Net-a-Porter's nonstop growth has helped spark a big push for online sales by the world's luxury brands — a move many of them long resisted. The presumption was that buyers of pricey goods demanded person-to-person selling. "Net-a-Porter made them sit up and take notice," says Guy Salter, deputy chairman of Walpole, a trade group for posh British goods and services. Sales of luxury goods fell sharply during the downturn, but brands that were selling on the Web saw digital sales hold up — perhaps in part because customers could buy luxury goods sheltered from public view.

Given that performance, nearly all luxury companies, including Burberry and Hermès, have recently gone digital or boosted their webtailing efforts. Then there's Fabergé. It was relaunched in September 2009, mainly as an online site.

The rush to the Web coincides with a postdownturn rebound for luxury-goods sales. Banking group HSBC estimates that the appetite for high-end products will grow 11% this year. But that's mainly thanks to increasing demand in Asia, not Web sales. Online sales, though growing, remain a relatively small piece of the pie for most brands. But Milton Pedraza, CEO of New York City's Luxury Institute, predicts that digital sales will account for 15% to 20% of revenue for most brands within a few years. And buyers are also showing a willingness to make big purchases online. Tiffany & Co., for instance, has sold diamond pieces worth $250,000 on its site.
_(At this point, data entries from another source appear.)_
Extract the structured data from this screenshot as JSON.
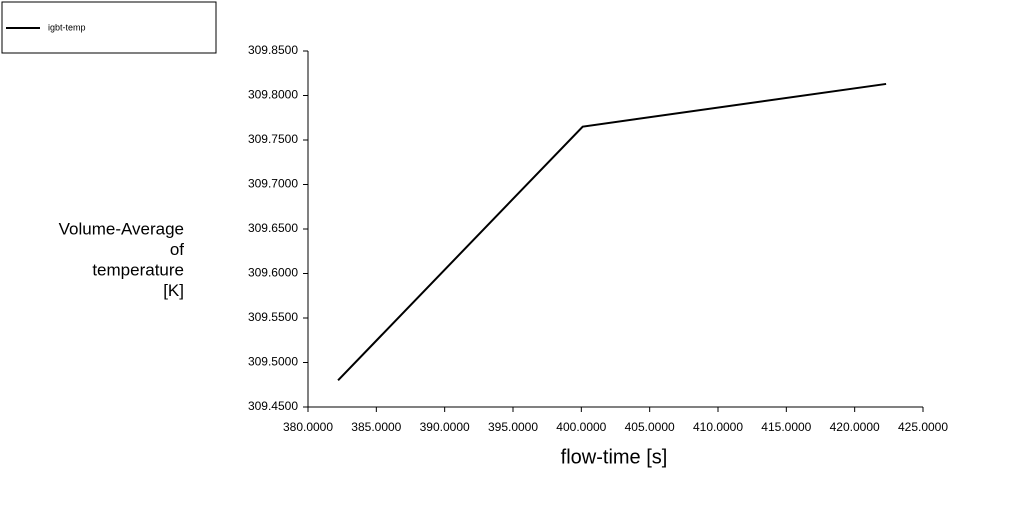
{
  "chart_data": {
    "type": "line",
    "legend_position": "upper left",
    "xlabel": "flow-time [s]",
    "ylabel": [
      "Volume-Average",
      "of",
      "temperature",
      "[K]"
    ],
    "x": [
      382.2,
      400.1,
      422.3
    ],
    "series": [
      {
        "name": "igbt-temp",
        "color": "#000000",
        "values": [
          309.48,
          309.765,
          309.813
        ]
      }
    ],
    "xlim": [
      380,
      425
    ],
    "xticks": [
      {
        "value": 380,
        "label": "380.0000"
      },
      {
        "value": 385,
        "label": "385.0000"
      },
      {
        "value": 390,
        "label": "390.0000"
      },
      {
        "value": 395,
        "label": "395.0000"
      },
      {
        "value": 400,
        "label": "400.0000"
      },
      {
        "value": 405,
        "label": "405.0000"
      },
      {
        "value": 410,
        "label": "410.0000"
      },
      {
        "value": 415,
        "label": "415.0000"
      },
      {
        "value": 420,
        "label": "420.0000"
      },
      {
        "value": 425,
        "label": "425.0000"
      }
    ],
    "ylim": [
      309.45,
      309.85
    ],
    "yticks": [
      {
        "value": 309.45,
        "label": "309.4500"
      },
      {
        "value": 309.5,
        "label": "309.5000"
      },
      {
        "value": 309.55,
        "label": "309.5500"
      },
      {
        "value": 309.6,
        "label": "309.6000"
      },
      {
        "value": 309.65,
        "label": "309.6500"
      },
      {
        "value": 309.7,
        "label": "309.7000"
      },
      {
        "value": 309.75,
        "label": "309.7500"
      },
      {
        "value": 309.8,
        "label": "309.8000"
      },
      {
        "value": 309.85,
        "label": "309.8500"
      }
    ]
  }
}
Why did so many luxury-goods companies spend years eschewing the Web? "They thought it would cheapen the product because they couldn't replicate the in-store experience online," Pedraza explains. But for wealthy customers, clickable convenience combined with great service is an enticing mix. "Luxury brands now understand that their customers want what they want, when they want it," he says. Adds Massenet: "It's a false assumption that people with a lot of money have a lot of free time to shop."

Luxury brands also associated e-commerce with discounting, which they loathe. But Net-a-Porter sells only full-priced merchandise, proving that needn't be the case (though it also operates the Outnet, a separate outlet site). Just because discounters and top brands share Internet space "doesn't mean they're homogeneous," Massenet says, pointing out that Neiman Marcus happily coexists with the likes of Target and JCPenney.

That an increasing number of luxury brands are heading online doesn't mean greater competition, she insists. While Net-a-Porter sells goods from about 350 designers, it offers only a limited selection from each. The more that top brands embrace e-commerce, she says, the more it builds demand. "It's a case of driving more customers online."

To be sure, some of swankdom's most famous names remain on the sidelines. You can't, for instance, buy Chanel clothes or accessories online, and the same goes for Rolex and Vacheron Constantin watches and Montblanc pens. But Massenet believes the digital divide among luxury brands will soon disappear. "It's inevitable," she says. "They will all be online because their customers are asking for it." And as someone who does most of her shopping on the Web, Massenet says she hopes Chanel will take the plunge soon.